Тарас отвел от него глаза и уселся в кресло поглубже. С минуту продолжалось неловкое молчание, и оно было приятно Фоме.
— Ты на обед пойдешь? — спросила наконец Любовь.
— На какой?..
— Разве не знаешь? Кононов новый пароход освящает… Молебен будет, а потом поедут вверх по Волге…
— Меня не звали, — сказал Фома.
— Никого не звали… Просто он на бирже пригласил — кому угодно почтить меня, — пожалуйте!
— Мне не угодно…
— Да? Смотри — выпивка будет там грандиозная, — искоса взглянув на него, сказала Любовь.

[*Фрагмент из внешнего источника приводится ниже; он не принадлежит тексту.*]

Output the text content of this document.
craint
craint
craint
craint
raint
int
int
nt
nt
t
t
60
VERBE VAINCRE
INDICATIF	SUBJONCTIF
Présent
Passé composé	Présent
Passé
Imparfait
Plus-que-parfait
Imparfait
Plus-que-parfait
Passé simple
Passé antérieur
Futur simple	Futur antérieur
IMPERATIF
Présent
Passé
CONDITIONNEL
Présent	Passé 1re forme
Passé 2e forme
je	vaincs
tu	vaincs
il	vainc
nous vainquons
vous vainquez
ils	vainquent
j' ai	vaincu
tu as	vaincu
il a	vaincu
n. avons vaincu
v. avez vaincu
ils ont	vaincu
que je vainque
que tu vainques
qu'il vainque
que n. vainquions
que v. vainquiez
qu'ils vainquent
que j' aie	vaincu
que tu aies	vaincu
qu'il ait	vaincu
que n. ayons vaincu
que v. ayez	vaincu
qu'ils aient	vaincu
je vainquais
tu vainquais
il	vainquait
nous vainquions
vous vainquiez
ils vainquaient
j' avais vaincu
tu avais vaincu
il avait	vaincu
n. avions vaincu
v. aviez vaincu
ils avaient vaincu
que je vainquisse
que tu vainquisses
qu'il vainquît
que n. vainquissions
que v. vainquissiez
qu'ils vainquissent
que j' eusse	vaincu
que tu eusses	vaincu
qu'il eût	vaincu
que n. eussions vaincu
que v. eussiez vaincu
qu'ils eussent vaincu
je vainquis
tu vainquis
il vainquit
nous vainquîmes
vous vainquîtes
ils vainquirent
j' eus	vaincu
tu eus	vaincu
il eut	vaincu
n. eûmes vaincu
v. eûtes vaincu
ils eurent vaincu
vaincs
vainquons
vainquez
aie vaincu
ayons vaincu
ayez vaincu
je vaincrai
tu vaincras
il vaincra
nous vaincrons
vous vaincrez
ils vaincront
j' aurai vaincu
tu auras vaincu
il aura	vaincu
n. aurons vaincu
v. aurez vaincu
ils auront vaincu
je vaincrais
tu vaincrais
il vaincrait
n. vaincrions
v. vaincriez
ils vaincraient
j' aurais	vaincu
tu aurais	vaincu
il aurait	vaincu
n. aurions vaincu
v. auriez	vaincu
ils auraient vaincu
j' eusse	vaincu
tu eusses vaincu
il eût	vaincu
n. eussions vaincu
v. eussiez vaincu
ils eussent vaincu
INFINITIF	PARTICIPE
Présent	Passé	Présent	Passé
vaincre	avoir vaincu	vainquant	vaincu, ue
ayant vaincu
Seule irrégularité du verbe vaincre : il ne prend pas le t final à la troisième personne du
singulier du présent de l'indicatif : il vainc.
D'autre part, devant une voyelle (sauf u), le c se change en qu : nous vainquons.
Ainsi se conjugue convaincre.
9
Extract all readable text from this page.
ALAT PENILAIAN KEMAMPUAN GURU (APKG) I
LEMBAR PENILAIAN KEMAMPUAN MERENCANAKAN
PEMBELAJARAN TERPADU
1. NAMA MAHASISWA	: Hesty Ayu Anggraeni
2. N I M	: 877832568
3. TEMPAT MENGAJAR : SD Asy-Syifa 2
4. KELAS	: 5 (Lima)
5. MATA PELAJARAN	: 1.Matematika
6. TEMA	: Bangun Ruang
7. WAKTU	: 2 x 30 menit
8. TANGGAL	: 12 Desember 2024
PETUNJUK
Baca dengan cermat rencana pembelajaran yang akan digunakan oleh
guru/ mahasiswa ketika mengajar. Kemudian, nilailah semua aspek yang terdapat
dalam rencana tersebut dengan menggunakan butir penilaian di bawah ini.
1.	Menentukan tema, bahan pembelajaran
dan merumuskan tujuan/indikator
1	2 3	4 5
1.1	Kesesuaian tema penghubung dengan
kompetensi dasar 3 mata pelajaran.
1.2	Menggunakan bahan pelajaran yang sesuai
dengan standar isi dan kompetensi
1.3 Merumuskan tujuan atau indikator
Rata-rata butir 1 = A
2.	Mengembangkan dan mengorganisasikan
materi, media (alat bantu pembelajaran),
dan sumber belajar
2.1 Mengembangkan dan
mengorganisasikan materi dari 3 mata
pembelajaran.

— Я и на свои напьюсь, коли захочу…
— Знаю! — выразительно кивнув головой, сказала Любовь.
Тарас играл чайной ложкой, вертя ее между пальцами, и исподлобья поглядывал на них.
— А где крестный? — опросил Фома.
— В банк поехал… Сегодня заседание правления… Выборы будут…
— Опять его выберут?..
— Разумеется…
И снова разговор оборвался. Тарас медленно, большими глотками выпил чай и, молча подвинув к сестре стакан, улыбнулся ей. Она тоже улыбнулась радостно и счастливо, схватила стакан и начала усердно мыть его. Потом ее лицо приняло выражение напряженное, она вся как-то насторожилась и вполголоса, почти благоговейно спросила брата:
— Можно возвратиться к началу разговора?
— Пожалуйста! — кратко разрешил Тарас.
— Ты сказал — я не поняла — как это? Я спросила:
«Если всё это утопии, по-твоему, если это невозможно… мечты… то что же делать человеку, которого не удовлетворяет жизнь?»
Ее глаза с напряженным ожиданием остановились на спокойном лице брата. Он взглянул на нее, повозился на кресле и, опустив голову, спокойно и внушительно заговорил:
— Надо подумать, из какого источника является неудовлетворенность жизнью?.. Может быть, это от неумения трудиться… от недостатка уважения к труду? Или — от неверного представления о своих силах… Несчастие большинства людей в том, что они считают себя способными на большее, чем могут… А между тем от человека требуется — немного: он должен избрать себе дело по силам и делать его как можно лучше… Нужно любить то, что делаешь, и тогда труд — даже самый грубый — возвышается до творчества… Стул, сделанный с любовью, всегда будет хороший, красивый и прочный стул… И так — во всем… Ты почитай Смайльса — не читала? Очень дельная книга… Здоровая книга… Леббока «Радости жизни» почитай… Вообще помни, что англичане самая трудоспособная нация, чем и объясняется их изумительный успех в области промышленной и торговой… У них труд — почти культ… Высота культуры всегда стоит в прямой зависимости от любви к труду… А чем выше культура, — тем глубже удовлетворены потребности людей, тем менее препятствий к дальнейшему развитию потребностей человека…
Счастье — возможно полное удовлетворение потребностей… Вот… И, как видишь, счастье человека обусловлено его отношением к своему труду…
Тарас Маякин говорил так медленно и тягуче, точно ему самому было неприятно и скучно говорить. А Любовь, нахмурив брови и вытянувшись по направлению к нему, слушала речь его с жадным вниманием в глазах, готовая всё принять и впитать в душу свою.
— Ну, а ежели человеку всё противно?.. — заговорил Фома.